Benny Meroff (1899 – 1973) was an American dance bandleader active in the swing jazz era. He also played violin, clarinet, and saxophone.

==Biography==
Meroff started his career in vaudeville, and put together his own ensemble in the middle of the 1920s. His sidemen included Wild Bill Davison, Al King, Vernon Brown, Frank Teschemacher, and Santo Pecora. He was principally active in Chicago in the late 1920s and early 1930s, and also played in New York into the 1940s. Meroff was noted for his showmanship as a bandleader; big band historian Leo Walker described Meroff as "a capable emcee, equally at home either conducting the band for dancing or directing a complicated stage show." He recorded for Columbia Records, Okeh Records, and Victor Records, especially at the height of his career in the late 1920s and early 1930s. Meroff disbanded his orchestra around the end of World War II and left music as a profession.

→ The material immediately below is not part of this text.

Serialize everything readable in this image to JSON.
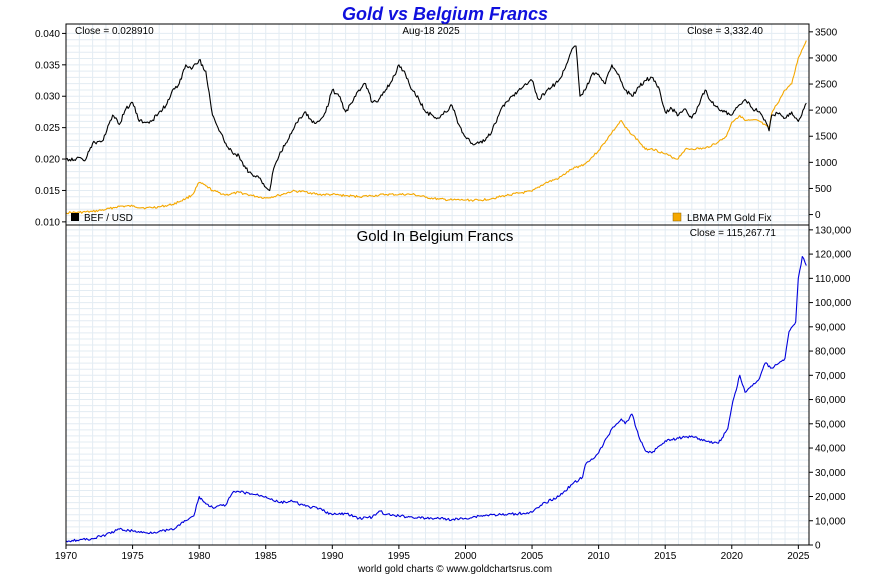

Benny Meroff and His Orchestra recorded songs including "There's A Trick In Pickin' A Chick-Chick-Chicken," "Smiling Skies," "Me And The Man In The Moon," "Happy Days Are Here Again," and "The Talk of the Town."

It has been suggested that Okeh Records #40912 was issued with Benny Meroff's name rather than that of the Frank Trumbauer Augmented Orchestra (featuring Bix Beiderbecke, Eddie Lang, Adrian Rollini, and Joe Venuti) for, perhaps, contractual reasons.